In one sequence, time stops. Everyone in the city becomes frozen in position, and Julie runs through the suspended streets, weaving in between unmoving pedestrians. She and a new lover traverse Oslo as if they’re the only people alive. The world changes to reflect the ineffability of what Julie feels. The city halts in response to her active presence. It is boundless possibility. The Worst Person in the World contrasts the millennial dread and cynicism that pervades much of popular culture. It shows there is a certain beauty to life and the effort of trying and making inevitable mistakes. 

At times, the film’s pacing feels uneven. The script is too vague regarding the length and consequence of her relationships. Not every chapter provides sufficient insight into the technical aspects of Julie’s life, like the length of her relationship with Aksel or her professional developments. Nonetheless, Reinsve is the thread that patches everything together. Through her performance and the warm and romantic mood, the film becomes a triumphant coming-of-age story that captures both the mundanity and grandeur of selfhood. 

The idea that it is worth it to feel it all, even pain, is explored in depth through the later chapters. The film raises questions of mortality, nostalgia, reminiscence—sentiments that are not juxtapositional to its life-affirming elements.

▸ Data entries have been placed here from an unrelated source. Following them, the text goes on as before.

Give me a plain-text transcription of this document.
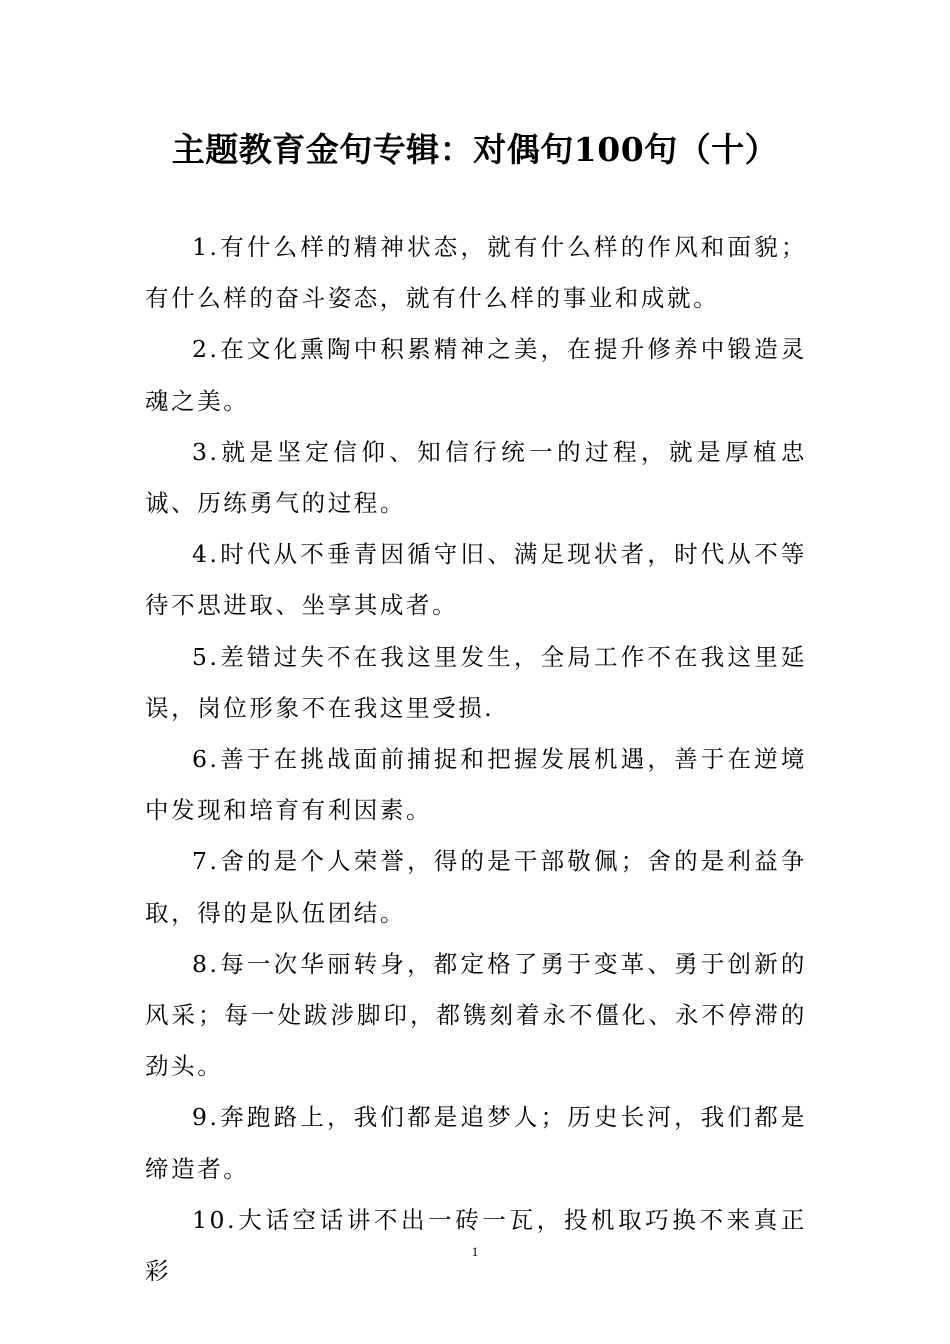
主题教育金句专辑：对偶句100句（十）

1.有什么样的精神状态，就有什么样的作风和面貌；有什么样的奋斗姿态，就有什么样的事业和成就。

2.在文化熏陶中积累精神之美，在提升修养中锻造灵魂之美。

3.就是坚定信仰、知信行统一的过程，就是厚植忠诚、历练勇气的过程。

4.时代从不垂青因循守旧、满足现状者，时代从不等待不思进取、坐享其成者。

5.差错过失不在我这里发生，全局工作不在我这里延误，岗位形象不在我这里受损.

6.善于在挑战面前捕捉和把握发展机遇，善于在逆境中发现和培育有利因素。

7.舍的是个人荣誉，得的是干部敬佩；舍的是利益争取，得的是队伍团结。

8.每一次华丽转身，都定格了勇于变革、勇于创新的风采；每一处跋涉脚印，都镌刻着永不僵化、永不停滞的劲头。

9.奔跑路上，我们都是追梦人；历史长河，我们都是缔造者。

10.大话空话讲不出一砖一瓦，投机取巧换不来真正彩

1
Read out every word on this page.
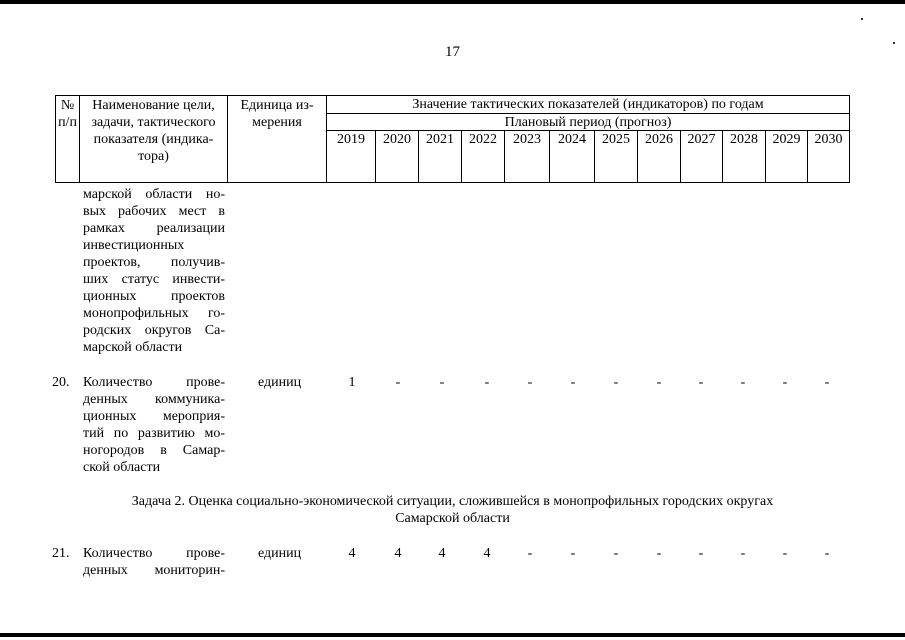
17
№ п/п
Наименование цели,
задачи, тактического
показателя (индика-
тора)
Единица из-
мерения
Значение тактических показателей (индикаторов) по годам
Плановый период (прогноз)
2019	2020	2021	2022	2023	2024	2025	2026	2027	2028	2029	2030
марской области но-
вых рабочих мест в
рамках реализации
инвестиционных
проектов, получив-
ших статус инвести-
ционных проектов
монопрофильных го-
родских округов Са-
марской области
20. Количество прове-
денных коммуника-
ционных мероприя-
тий по развитию мо-
ногородов в Самар-
ской области
единиц	1	-	-	-	-	-	-	-	-	-	-	-
Задача 2. Оценка социально-экономической ситуации, сложившейся в монопрофильных городских округах
Самарской области
21. Количество прове-
денных мониторин-
единиц	4	4	4	4	-	-	-	-	-	-	-	-
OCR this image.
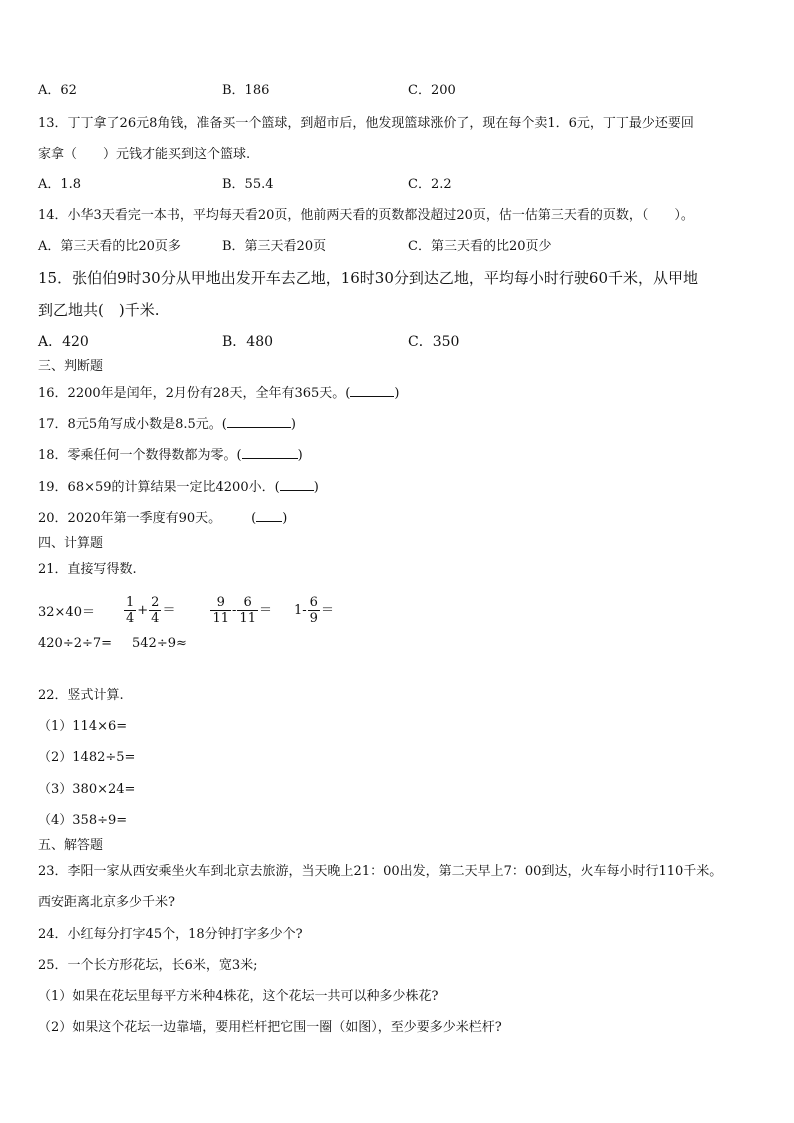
A．62	B．186	C．200
13．丁丁拿了26元8角钱，准备买一个篮球，到超市后，他发现篮球涨价了，现在每个卖1．6元，丁丁最少还要回
家拿（　　）元钱才能买到这个篮球.
A．1.8	B．55.4	C．2.2
14．小华3天看完一本书，平均每天看20页，他前两天看的页数都没超过20页，估一估第三天看的页数，（　　）。
A．第三天看的比20页多	B．第三天看20页	C．第三天看的比20页少
15．张伯伯9时30分从甲地出发开车去乙地，16时30分到达乙地，平均每小时行驶60千米，从甲地
到乙地共(　)千米.
A．420	B．480	C．350
三、判断题
16．2200年是闰年，2月份有28天，全年有365天。(	)
17．8元5角写成小数是8.5元。(	)
18．零乘任何一个数得数都为零。(	)
19．68×59的计算结果一定比4200小．(	)
20．2020年第一季度有90天。 ( )
四、计算题
21．直接写得数.
$32\times 40= \frac{1}{4} + \frac{2}{4}$ ＝	$\frac{9}{11} - \frac{6}{11} = 1- \frac{6}{9}$ ＝
420÷2÷7= 542÷9≈
22．竖式计算.
（1）114×6=
（2）1482÷5=
（3）380×24=
（4）358÷9=
五、解答题
23．李阳一家从西安乘坐火车到北京去旅游，当天晚上21：00出发，第二天早上7：00到达，火车每小时行110千米。
西安距离北京多少千米?
24．小红每分打字45个，18分钟打字多少个?
25．一个长方形花坛，长6米，宽3米;
（1）如果在花坛里每平方米种4株花，这个花坛一共可以种多少株花?
（2）如果这个花坛一边靠墙，要用栏杆把它围一圈（如图），至少要多少米栏杆?
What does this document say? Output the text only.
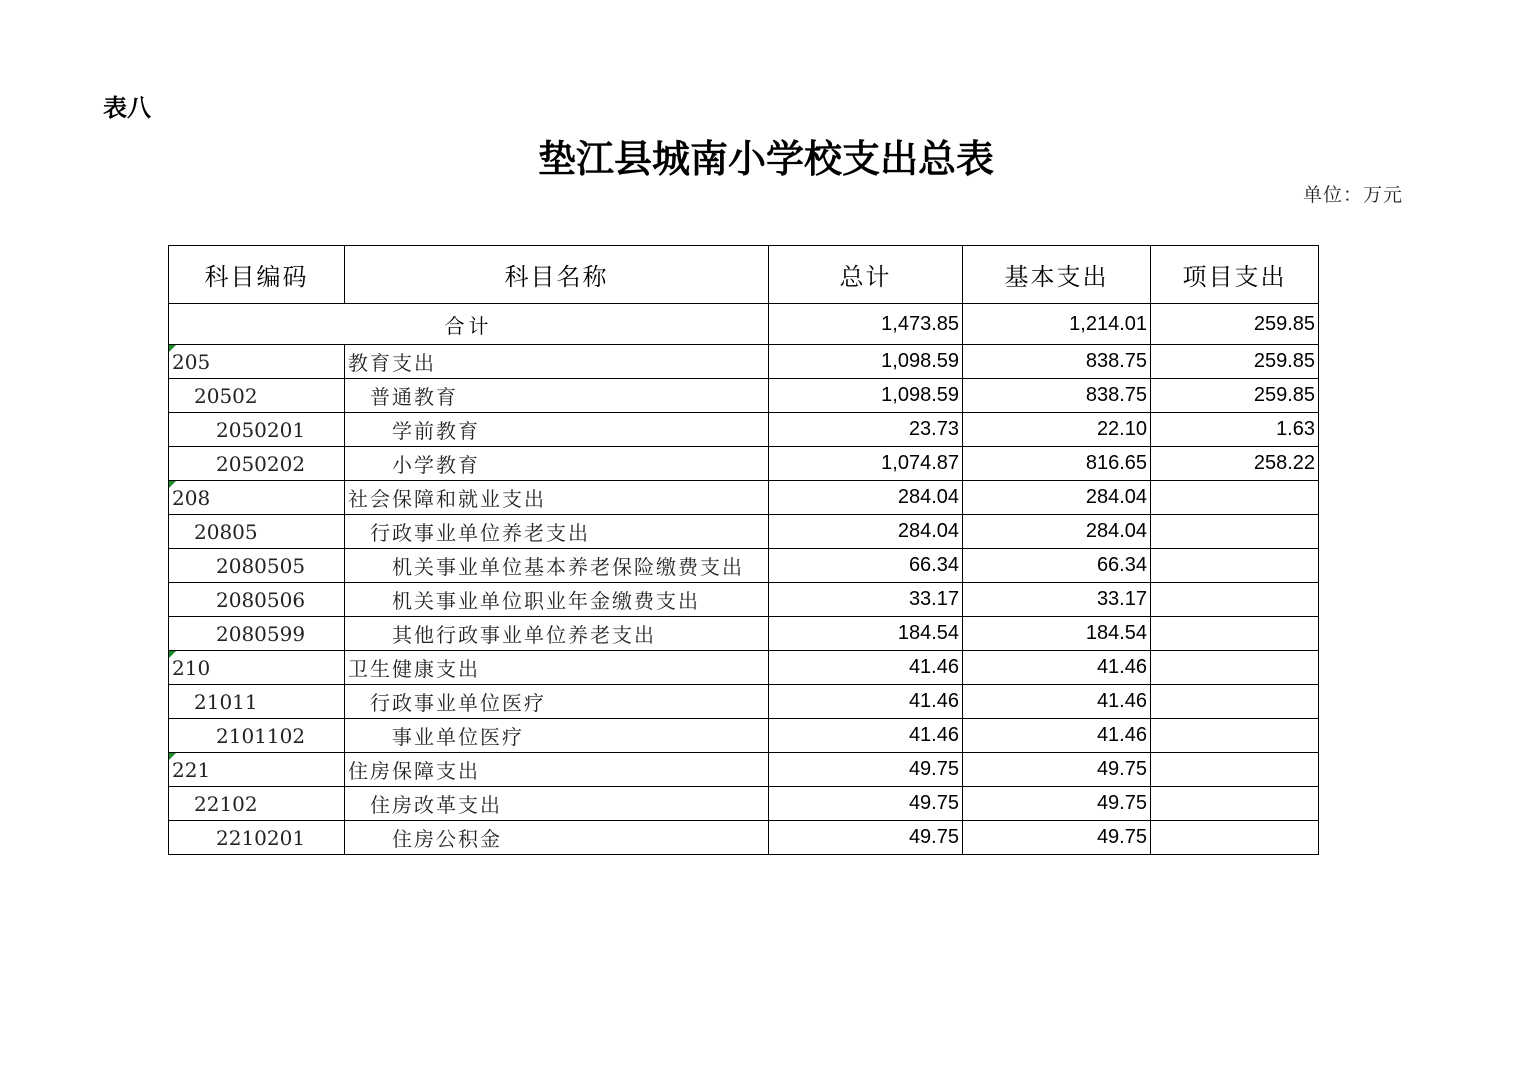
表八
垫江县城南小学校支出总表
单位：万元
科目编码	科目名称	总计	基本支出	项目支出
合计		1,473.85	1,214.01	259.85

205	教育支出	1,098.59	838.75	259.85
20502	普通教育	1,098.59	838.75	259.85
2050201	学前教育	23.73	22.10	1.63
2050202	小学教育	1,074.87	816.65	258.22

208	社会保障和就业支出	284.04	284.04	
20805	行政事业单位养老支出	284.04	284.04	
2080505	机关事业单位基本养老保险缴费支出	66.34	66.34	
2080506	机关事业单位职业年金缴费支出	33.17	33.17	
2080599	其他行政事业单位养老支出	184.54	184.54	

210	卫生健康支出	41.46	41.46	
21011	行政事业单位医疗	41.46	41.46	
2101102	事业单位医疗	41.46	41.46	

221	住房保障支出	49.75	49.75	
22102	住房改革支出	49.75	49.75	
2210201	住房公积金	49.75	49.75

Instead, the revelatory heartbreak that closes the film is its thesis, as sensitively mapped as the rest of the story. The character of Aksel becomes consequential toward the end, and Lie’s performance converges with Reinsve’s to create a potent dialogue about life and love. Like in the beginning of the film, there is a beat of catharsis in the final scenes. Yet, there remains a sense of open-endedness—Julie’s life is just starting, just like any of ours.